Harvey Pitt - Quando estava na SEC, instituímos os processos de cooperação em 2001 e as empresas foram encorajadas a ajudar nas investigações. Nossa experiência mostra que, quando uma empresa adota uma determinada prática [ilícita], todas as demais também fazem isso. Não teríamos obtido tanto sucesso sem esse tipo de colaboração.
Mesmo as melhores companhias estão sujeitas a erros. As companhias têm que ser ajudadas a reparar os erros que cometeram para se tornar mais fortes e minimizar o risco de novos equívocos.
Nesses acordos, é preciso um senso de proporcionalidade entre o delito, a punição e o perdão de parte das penalidades. Precisamos saber se há evidências claras dos equívocos cometidos, se essas empresas tomaram medidas para reparar os prejudicados e se adotaram medidas eficazes para que isso não aconteça novamente.
No Brasil, os acordos de leniência são criticados por permitir à empresa continuar sendo fornecedora do governo. Não é uma contradição liberar a empresa para participar de um mercado em que atuou de forma desleal?
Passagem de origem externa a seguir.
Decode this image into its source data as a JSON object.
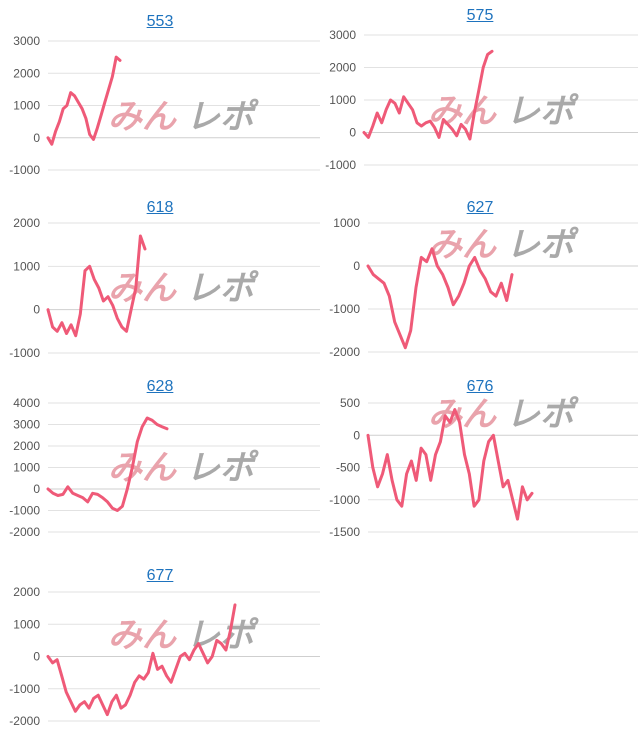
{
  "watermark": {
    "text_left": "みん",
    "text_right": "レポ",
    "color_left": "#e9a3ac",
    "color_right": "#a9a9a9"
  },
  "colors": {
    "line": "#ef5a78",
    "title_link": "#1e73be"
  },
  "chart_data": [
    {
      "type": "line",
      "title": "553",
      "ylim": [
        -1000,
        3000
      ],
      "yticks": [
        -1000,
        0,
        1000,
        2000,
        3000
      ],
      "values": [
        0,
        -200,
        200,
        500,
        900,
        1000,
        1400,
        1300,
        1100,
        900,
        600,
        100,
        -50,
        300,
        700,
        1100,
        1500,
        1900,
        2500,
        2400
      ]
    },
    {
      "type": "line",
      "title": "575",
      "ylim": [
        -1000,
        3000
      ],
      "yticks": [
        -1000,
        0,
        1000,
        2000,
        3000
      ],
      "values": [
        0,
        -150,
        200,
        600,
        300,
        700,
        1000,
        900,
        600,
        1100,
        900,
        700,
        300,
        200,
        300,
        350,
        150,
        -150,
        400,
        250,
        100,
        -100,
        250,
        100,
        -200,
        600,
        1300,
        2000,
        2400,
        2500
      ]
    },
    {
      "type": "line",
      "title": "618",
      "ylim": [
        -1000,
        2000
      ],
      "yticks": [
        -1000,
        0,
        1000,
        2000
      ],
      "values": [
        0,
        -400,
        -500,
        -300,
        -550,
        -350,
        -600,
        -100,
        900,
        1000,
        700,
        500,
        200,
        300,
        100,
        -200,
        -400,
        -500,
        0,
        500,
        1700,
        1400
      ]
    },
    {
      "type": "line",
      "title": "627",
      "ylim": [
        -2000,
        1000
      ],
      "yticks": [
        -2000,
        -1000,
        0,
        1000
      ],
      "values": [
        0,
        -200,
        -300,
        -400,
        -700,
        -1300,
        -1600,
        -1900,
        -1500,
        -500,
        200,
        100,
        400,
        0,
        -200,
        -500,
        -900,
        -700,
        -400,
        0,
        200,
        -100,
        -300,
        -600,
        -700,
        -400,
        -800,
        -200
      ]
    },
    {
      "type": "line",
      "title": "628",
      "ylim": [
        -2000,
        4000
      ],
      "yticks": [
        -2000,
        -1000,
        0,
        1000,
        2000,
        3000,
        4000
      ],
      "values": [
        0,
        -200,
        -300,
        -250,
        100,
        -200,
        -300,
        -400,
        -600,
        -200,
        -250,
        -400,
        -600,
        -900,
        -1000,
        -800,
        0,
        1000,
        2200,
        2900,
        3300,
        3200,
        3000,
        2900,
        2800
      ]
    },
    {
      "type": "line",
      "title": "676",
      "ylim": [
        -1500,
        500
      ],
      "yticks": [
        -1500,
        -1000,
        -500,
        0,
        500
      ],
      "values": [
        0,
        -500,
        -800,
        -600,
        -300,
        -700,
        -1000,
        -1100,
        -600,
        -400,
        -700,
        -200,
        -300,
        -700,
        -300,
        -100,
        300,
        200,
        400,
        200,
        -300,
        -600,
        -1100,
        -1000,
        -400,
        -100,
        0,
        -400,
        -800,
        -700,
        -1000,
        -1300,
        -800,
        -1000,
        -900
      ]
    },
    {
      "type": "line",
      "title": "677",
      "ylim": [
        -2000,
        2000
      ],
      "yticks": [
        -2000,
        -1000,
        0,
        1000,
        2000
      ],
      "values": [
        0,
        -200,
        -100,
        -600,
        -1100,
        -1400,
        -1700,
        -1500,
        -1400,
        -1600,
        -1300,
        -1200,
        -1500,
        -1800,
        -1400,
        -1200,
        -1600,
        -1500,
        -1200,
        -800,
        -600,
        -700,
        -500,
        100,
        -400,
        -300,
        -600,
        -800,
        -400,
        0,
        100,
        -100,
        200,
        400,
        100,
        -200,
        0,
        500,
        400,
        200,
        800,
        1600
      ]
    }
  ]
}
Algumas pessoas defendem que essas empresas percam o direito de fazer negócios com o governo. Mas a saída de uma empresa do mercado reduz a competição, causa desemprego, prejudica o consumidor e o Estado.
A pergunta é: como fazer essa empresa se concentrar naquilo que faz melhor e parar com o que fez de errado? O objetivo das regras é fazer com que as leis sejam obedecidas, mas sem prejudicar os cidadãos e o país.
A empresa que faz acordo de leniência pode manter os executivos que foram responsáveis pelos delitos?
É difícil que alguns executivos tenham condições de se manter nos seus cargos. Se os eventos ocorridos não envolverem diretamente o presidente, ele pode continuar desde que a empresa tenha instâncias independentes de fiscalização e que tenha tomado as medidas para que isso não ocorra novamente.
Há um limite para o perdão de penas nos acordos de cooperação?
Em alguns casos, reduzir a punição em dois terços pode ser benevolente demais; mas também pode ser leve. Há que analisar caso a caso, saber quais são as evidências (e-mails, gravações telefônicas, conversas), quem foi envolvido e depois o que a empresa fez quando tomou conhecimento do caso.
A Petrobras está sendo processada pelos acionistas minoritários nos EUA por má governança. No Brasil, esse tipo de questionamento não tem tradição. O quanto é importante para o mercado de capitais brasileiro que esse tipo processo ocorresse no país?
Por que os estrangeiros vão a outro país para isso? Presumo que seja porque veem condições mais favoráveis de serem ouvidos do que em seus países. O Brasil deveria fazer uma reflexão para entender essa frustração e avaliar por que os seus remédios não são eficientes.
É mais difícil supervisionar o setor público ou o privado?
É muito mais difícil fazer a lei prevalecer contra pessoas do setor público. Parte do problema é que o governos são muito poderosos em todos os lugares.
Muitas decisões tomadas pela CVM são derrubadas pelo "conselhinho", sob alegação de inconsistência de provas, entre outros. Isso enfraquece o poder dos supervisores?
Nos EUA, depois que a SEC toma uma decisão final, a única forma de revisão é na Justiça. Se a revisão for feita porque houve um trabalho malfeito ou faltaram evidências materiais para embasar essa decisão, isso é uma coisa boa. Se a decisão for derrubada por razões políticas, é ruim.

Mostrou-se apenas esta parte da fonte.